Buzz Calkins has had his share of boo-boos. A skull fracture
here. A broken ankle there. Once, on a notably bad afternoon, a
skull fracture and a broken ankle--plus a ruptured eardrum.
Calkins, a three-year IRL vet, started his career in go-karts.
Go-kart racers are good people, fine citizens and, in rare
cases, mildly concerned for their safety. But in between the
bumps, bruises and breaks, they see a nice chunk of hospital
time. It's all but inevitable.
Calkins tells of one day when his legs went numb, his feet
turned to lead, his vision blurred and his arms became Jell-O.
At the time he wasn't driving a go-kart but experimenting with a
different type of racing, which he describes as both the best
and worst undertaking of his life. "There's no other experience
like it, I'm guessing," says Calkins of running his first
marathon, last fall in New York City. "It's not completely
different from the Indy 500. Three hours is a long time to be
driving; four hours is a long time to be running. It's grueling."
The IRL has become unexpectedly grueling for Calkins. In 1996 he
tore up the circuit, winning its first event, the Indy 200 in
Orlando, and sharing the inaugural league championship with
Scott Sharp. Calkins had everything going for him: talent,
boyish good looks, aw-shucks charm. Then, quicker than you can
say Mark Fidrych, his luck turned. Throughout 1997 and '98 his
car was plagued by mechanical mishaps. In July of last year,
with no top five finishes in the previous 23 months, he bottomed
out. Buzz's father and car owner, Brad, pulled Buzz's team out
of back-to-back races at Dover and Charlotte and made major
changes in the crew. Calkins finished the season in 19th place.

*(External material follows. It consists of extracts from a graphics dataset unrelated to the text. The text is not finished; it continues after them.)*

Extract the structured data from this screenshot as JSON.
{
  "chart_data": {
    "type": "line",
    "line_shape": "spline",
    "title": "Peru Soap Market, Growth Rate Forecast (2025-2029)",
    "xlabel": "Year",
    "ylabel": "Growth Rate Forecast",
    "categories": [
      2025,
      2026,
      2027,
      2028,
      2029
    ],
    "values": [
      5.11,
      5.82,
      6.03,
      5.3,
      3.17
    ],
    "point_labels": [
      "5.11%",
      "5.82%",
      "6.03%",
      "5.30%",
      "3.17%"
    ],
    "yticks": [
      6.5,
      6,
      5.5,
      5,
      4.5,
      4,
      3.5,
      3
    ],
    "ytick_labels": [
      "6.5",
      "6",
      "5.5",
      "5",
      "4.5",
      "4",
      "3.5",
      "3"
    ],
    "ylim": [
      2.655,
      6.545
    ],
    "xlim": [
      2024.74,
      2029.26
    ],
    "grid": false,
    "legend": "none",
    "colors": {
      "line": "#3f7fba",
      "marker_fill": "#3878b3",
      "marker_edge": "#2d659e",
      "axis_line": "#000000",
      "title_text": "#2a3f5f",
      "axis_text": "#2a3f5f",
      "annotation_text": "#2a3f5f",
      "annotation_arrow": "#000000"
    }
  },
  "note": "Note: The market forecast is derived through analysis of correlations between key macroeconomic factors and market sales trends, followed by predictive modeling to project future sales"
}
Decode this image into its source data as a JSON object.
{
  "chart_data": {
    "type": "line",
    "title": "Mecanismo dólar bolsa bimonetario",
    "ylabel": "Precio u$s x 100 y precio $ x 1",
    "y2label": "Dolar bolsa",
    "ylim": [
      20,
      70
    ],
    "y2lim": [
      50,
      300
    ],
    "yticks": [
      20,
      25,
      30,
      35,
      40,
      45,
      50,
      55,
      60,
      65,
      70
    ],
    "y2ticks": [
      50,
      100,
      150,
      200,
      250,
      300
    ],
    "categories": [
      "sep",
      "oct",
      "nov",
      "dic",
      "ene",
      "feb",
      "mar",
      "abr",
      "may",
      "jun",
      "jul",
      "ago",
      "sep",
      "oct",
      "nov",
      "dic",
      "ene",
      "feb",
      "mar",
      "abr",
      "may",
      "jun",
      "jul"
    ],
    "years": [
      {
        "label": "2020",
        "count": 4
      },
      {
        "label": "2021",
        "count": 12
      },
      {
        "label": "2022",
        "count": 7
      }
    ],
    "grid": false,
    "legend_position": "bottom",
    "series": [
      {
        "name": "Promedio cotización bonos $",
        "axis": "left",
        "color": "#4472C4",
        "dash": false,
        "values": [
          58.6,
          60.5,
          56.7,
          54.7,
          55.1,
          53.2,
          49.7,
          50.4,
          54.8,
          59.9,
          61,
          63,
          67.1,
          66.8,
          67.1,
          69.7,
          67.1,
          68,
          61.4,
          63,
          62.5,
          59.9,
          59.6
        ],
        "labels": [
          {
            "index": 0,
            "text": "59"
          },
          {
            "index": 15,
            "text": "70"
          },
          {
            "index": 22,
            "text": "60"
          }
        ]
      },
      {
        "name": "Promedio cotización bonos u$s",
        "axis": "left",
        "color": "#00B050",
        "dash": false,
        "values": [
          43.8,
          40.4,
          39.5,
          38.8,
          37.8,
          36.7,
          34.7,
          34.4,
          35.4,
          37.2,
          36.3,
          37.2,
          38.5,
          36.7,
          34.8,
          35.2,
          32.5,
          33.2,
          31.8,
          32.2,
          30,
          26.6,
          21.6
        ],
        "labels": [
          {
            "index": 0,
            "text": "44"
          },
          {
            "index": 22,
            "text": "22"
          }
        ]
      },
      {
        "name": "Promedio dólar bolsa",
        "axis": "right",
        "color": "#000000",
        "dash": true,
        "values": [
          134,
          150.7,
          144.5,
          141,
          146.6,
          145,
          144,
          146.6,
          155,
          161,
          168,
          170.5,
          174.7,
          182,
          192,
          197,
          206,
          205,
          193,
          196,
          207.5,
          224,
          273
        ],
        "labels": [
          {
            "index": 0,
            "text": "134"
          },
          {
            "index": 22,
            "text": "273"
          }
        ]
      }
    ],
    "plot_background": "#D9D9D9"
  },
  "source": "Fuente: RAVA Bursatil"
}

In the only IRL race so far this year, the Indy 200, he finished
Given the turmoil at the track, it's no surprise that Calkins,
27--who has been running since he was an 18-year-old freshman at
Colorado and finds it an ideal way to ease stress--threw himself
into marathon training. He set a goal of four hours for the New
York race and just missed it, finishing in 4:06:13.
Though he's one of the IRL's more established stars, he's also a
full-time graduate student at Northwestern, where he is pursuing
an M.B.A. "I love racing, and I hope it lasts for a long time,"
he says, "but drivers get burned out. They get injured. I think
a lot of guys take the present for granted. They're doing well
driving, so they don't think about the future. I don't want to
criticize, but that's not smart."
Calkins occasionally misses a class for a race but has no qualms
about traveling with his school books. "My only condition is
that I don't want to be thinking school while I'm racing," he
says. "So if I have an assignment due Monday and a race over the
weekend, I'll make sure the assignment is done before I race.
You can only do so many things at once."